自分に言い聞かせる様にキャンプ場を探す湊。

日は昇り始め、島中の蝉が叫び始める。

砂浜の海はリズムを変えずに押し寄せている。


汗だくになりながら昨夜からの行動を思い返していたが、トイレや公衆電話以外は覚えがない。どこかで落としたのだろう、出発時間は過ぎていた。


「兄ちゃん、どうした?」

砂浜を清掃していた高齢者が声をかけてくる。


「財布が…落としたのかも…。」

汗だくの青年が下を向いたままウロウロしているのだから切羽詰まった状況は推測出来た。


「心配すな、こっちこい。」

軽トラに乗れと首を振る高齢者。


「あの…。」と言おうとした湊に、


「島の人間は拾ったら交番届けるけんの。大丈夫や。」

強面の髭面だが声は優しい。


交番に案内され、手続きを行う。警察官から説明を受ける間、おじさんは側に居てくれた。
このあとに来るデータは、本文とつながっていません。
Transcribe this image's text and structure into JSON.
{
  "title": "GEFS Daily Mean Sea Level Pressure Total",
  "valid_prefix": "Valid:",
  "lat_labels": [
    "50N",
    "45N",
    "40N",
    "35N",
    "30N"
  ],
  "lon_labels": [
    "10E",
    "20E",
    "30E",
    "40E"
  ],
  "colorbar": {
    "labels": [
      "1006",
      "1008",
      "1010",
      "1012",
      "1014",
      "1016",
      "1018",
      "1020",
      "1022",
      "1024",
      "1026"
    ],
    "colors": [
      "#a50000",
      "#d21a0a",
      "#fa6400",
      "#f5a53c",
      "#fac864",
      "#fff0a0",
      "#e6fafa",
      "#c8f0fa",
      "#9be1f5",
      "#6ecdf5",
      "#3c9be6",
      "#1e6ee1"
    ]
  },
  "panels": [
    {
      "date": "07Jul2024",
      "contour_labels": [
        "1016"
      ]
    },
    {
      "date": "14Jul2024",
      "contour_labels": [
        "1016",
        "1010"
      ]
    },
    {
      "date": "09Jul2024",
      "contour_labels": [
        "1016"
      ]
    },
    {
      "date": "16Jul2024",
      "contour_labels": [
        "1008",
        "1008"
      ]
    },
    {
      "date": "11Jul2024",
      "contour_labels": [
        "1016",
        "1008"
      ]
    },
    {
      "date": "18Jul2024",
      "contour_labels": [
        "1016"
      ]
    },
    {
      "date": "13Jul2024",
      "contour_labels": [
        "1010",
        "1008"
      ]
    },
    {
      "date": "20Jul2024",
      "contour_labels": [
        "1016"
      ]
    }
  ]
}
「ありがとうございました。」親切にしてもらったがお礼の言葉しか出来ない。


「今日、うちで待ったら良え。必ず戻るけぇの。」

所持金もなく、自宅に戻るにも暑さで水分は必須。

八方塞がりな今、甘えるしかなかった。


「かまんなら…お邪魔させて下さい。」自転車を軽トラに乗せ、交番にはおじさんの自宅を連絡先に変更してもらった。


おじさんの名前は吉田さん。

島で産まれ今は一人で暮らしている。

子供は県外に出たまま帰省する機会は正月位だと笑って話す。


吉田さんの家はキャンプ場から近くの一戸建てだった。

ボランティアで砂浜の清掃していると話していた。


「島の人口は減るし橋が出来てからはチャリンコ集団が押し寄せるんじゃ。」と嬉しいのか迷惑なのかわからない言い方で話す。


「暑かったやろ、飲め。」白く濁ったジュースを差し出してくれた。

匂いは柑橘だろう。

口に含むと口の中に爽やかなレモンが拡がる。酸味はあるが甘さが後からやってくる。

汗が引いていく、それどころか身体がこの飲み物を欲しがる。

乾きもあったせいか一気に飲んだ。


「うまいか?」懐かしさを覚える言葉だが思い出せない。

それより、このジュースが美味しかったと伝えると冷蔵庫から冷やしたジュースを運んでくれた。


「島のレモンで作ったレモネードや。好きなだけ飲め。」

扇風機が回っている。

窓中から熱気と海風が入る。

レモネードを二杯飲んだ頃、吉田さんから尋ねられた。


「どこに向かうんだ?」


「尾道っす。」


「観光か?」

吉田さんの家や雰囲気、先程の「うまいか?」

ずっと記憶にある懐かしさがあった。匂いや色まで記憶にある。

ずっと懐かしい…。

風鈴が鳴った瞬間、記憶が繋がった。


祖父の家に遊びに行った時の記憶だと。

警戒を全くしてなかった。

吉田さんと将来の進路、部活の話しをしていた。


「佐倉くんは真面目やの。」


「若い時は失敗したらまたやり直せたら良いだけや。」


「最初から決めた通りなんかの人生歩めるんは一部じゃ。」


吉田さんは笑いながら、若いもんはもっとゆっくり生きたらかまん。と話す。


「僕は…。」弓道のスランプの時と同じだ。


また周りと比較して自分を追い込んでいたのかもしれない。

冷たいレモネードを入れたグラスは水気を帯び、ゆっくり水滴ぐ落ちていく。


「リリリリン」

「ほらの、なんとかなるけぇの。」


吉田さんの予想さた通り、財布が届いた連絡内容だった。

軽トラに自転車を乗せ交番へ向かう。


「あの、吉田さん。」

「帰りまた来て良いですか?」


「いつでも来い。島は変わらんけぇの。」

目尻のシワがたくさん並んで笑っている。


帰りに尾道土産を吉田さんと食べよう。美味しかったレモネードを飲みながら。